Bank of East Asia has played down the reported detention of one of its executives in mainland China over corruption allegations, highlighting the Hong Kong-based lender already reeling from rising property-related impairments in trouble.
Chen Zhiren, executive vice president and head of northern China for BEA China, was arrested by Beijing police in July in connection with corruption allegations, financial news site Cailianshe reported on Tuesday.
Chen is suspected of circumventing credit rules and issuing loans in return for bribes. The investigation could be extended to another unit of the bank, East Asia Qianhai Securities, the report said, citing unnamed sources.
The reported detention comes as Beijing steps up its anti-corruption campaign targeting banks and other financial firms to curb corruption linked to high-risk loans.
“According to the information available to the bank, this case relates only to the personal actions of an individual employee,” the BEA said in a statement to the Financial Times.
“The BEA has implemented rigorous internal control mechanisms and protocols. This matter has no impact on BEA China’s lending activities and does not involve East Asia Qianhai Securities.
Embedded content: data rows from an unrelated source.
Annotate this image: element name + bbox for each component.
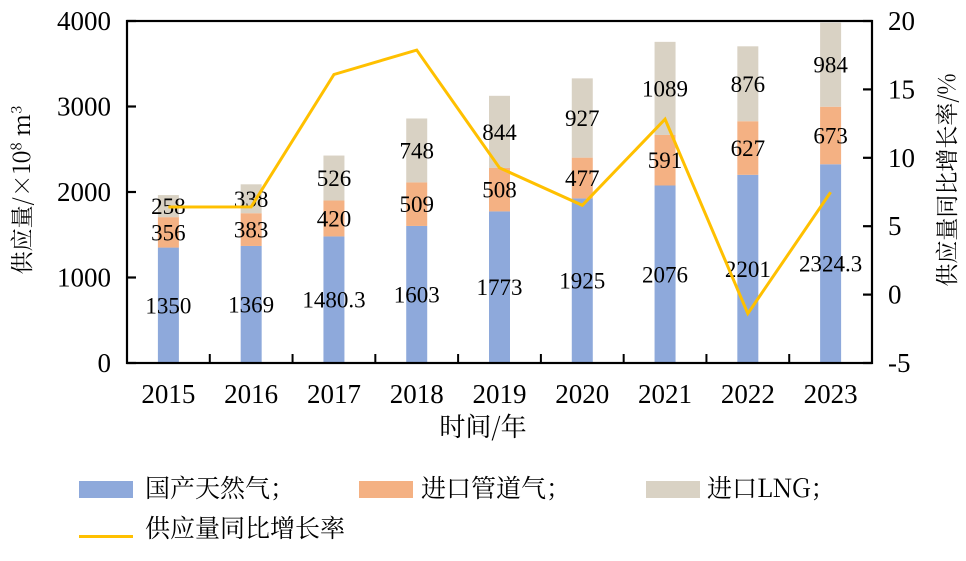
svg-text:5: 5 bbox=[888, 211, 902, 241]
svg-text:10: 10 bbox=[888, 143, 915, 173]
svg-text:1773: 1773 bbox=[477, 275, 523, 300]
svg-text:2017: 2017 bbox=[307, 379, 361, 409]
svg-text:627: 627 bbox=[731, 136, 766, 161]
svg-text:2016: 2016 bbox=[224, 379, 278, 409]
svg-text:927: 927 bbox=[565, 106, 600, 131]
svg-text:2022: 2022 bbox=[721, 379, 775, 409]
svg-text:-5: -5 bbox=[888, 348, 911, 378]
svg-text:2015: 2015 bbox=[141, 379, 195, 409]
svg-text:591: 591 bbox=[648, 148, 683, 173]
svg-text:526: 526 bbox=[317, 166, 352, 191]
svg-text:844: 844 bbox=[482, 120, 517, 145]
svg-text:1350: 1350 bbox=[145, 293, 191, 318]
svg-text:748: 748 bbox=[399, 138, 434, 163]
svg-text:2021: 2021 bbox=[638, 379, 692, 409]
svg-text:1480.3: 1480.3 bbox=[302, 288, 365, 313]
svg-text:1000: 1000 bbox=[57, 263, 111, 293]
svg-text:2019: 2019 bbox=[473, 379, 527, 409]
svg-text:477: 477 bbox=[565, 166, 600, 191]
svg-text:508: 508 bbox=[482, 178, 517, 203]
svg-text:984: 984 bbox=[813, 53, 848, 78]
svg-text:2020: 2020 bbox=[555, 379, 609, 409]
svg-text:1603: 1603 bbox=[394, 282, 440, 307]
svg-text:383: 383 bbox=[234, 218, 269, 243]
svg-text:15: 15 bbox=[888, 74, 915, 104]
svg-text:1925: 1925 bbox=[559, 269, 605, 294]
svg-text:2000: 2000 bbox=[57, 177, 111, 207]
svg-text:4000: 4000 bbox=[57, 6, 111, 36]
svg-text:2076: 2076 bbox=[642, 262, 688, 287]
svg-text:1089: 1089 bbox=[642, 76, 688, 101]
svg-text:0: 0 bbox=[98, 348, 112, 378]
svg-text:420: 420 bbox=[317, 206, 352, 231]
svg-text:356: 356 bbox=[151, 220, 186, 245]
svg-text:2018: 2018 bbox=[390, 379, 444, 409]
svg-text:876: 876 bbox=[731, 72, 766, 97]
svg-text:20: 20 bbox=[888, 6, 915, 36]
svg-text:2023: 2023 bbox=[804, 379, 858, 409]
svg-text:0: 0 bbox=[888, 280, 902, 310]
svg-text:2324.3: 2324.3 bbox=[799, 252, 862, 277]
svg-text:509: 509 bbox=[399, 192, 434, 217]
svg-text:1369: 1369 bbox=[228, 292, 274, 317]
svg-text:673: 673 bbox=[813, 124, 848, 149]
svg-text:3000: 3000 bbox=[57, 92, 111, 122]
BEA, which has a strong presence in Hong Kong, was one of the first lenders outside the mainland to set up an incorporated bank in China when the country opened its banking sector in 2007, along with HSBC and Standard Chartered.
It remains one of the most franchised international banks in China and its lending to mainland customers accounted for about 36% of its total lending at the end of June.
Like its peers, the lender suffered from increased loan impairment charges in the first half of 2022, mainly due to borrowers exposed to the Chinese commercial real estate sector. It reported net profit of HK$1.5 billion ($191 million) for the first half of this year, down 44% from a year earlier.
Brian Li, co-managing director of BEA who oversees continental and international business, described the credit environment on the continent as “very difficult, especially with the real estate sector”, according to an online briefing on the results. Net profit for the bank’s Chinese arm plummeted 99% in the first half of the year to just HK$2 million.
BEA China was fined Rmb 11.2 million by the China Banking and Insurance Regulatory Commission in May 2021 for violating rules prohibiting lending to property developers and for failing to register these loans in the home loans section.
The bank’s branch in Ningbo was fined another Rmb300,000 in April for violating credit risk management rules and allowing the diversion of development loans to property developers.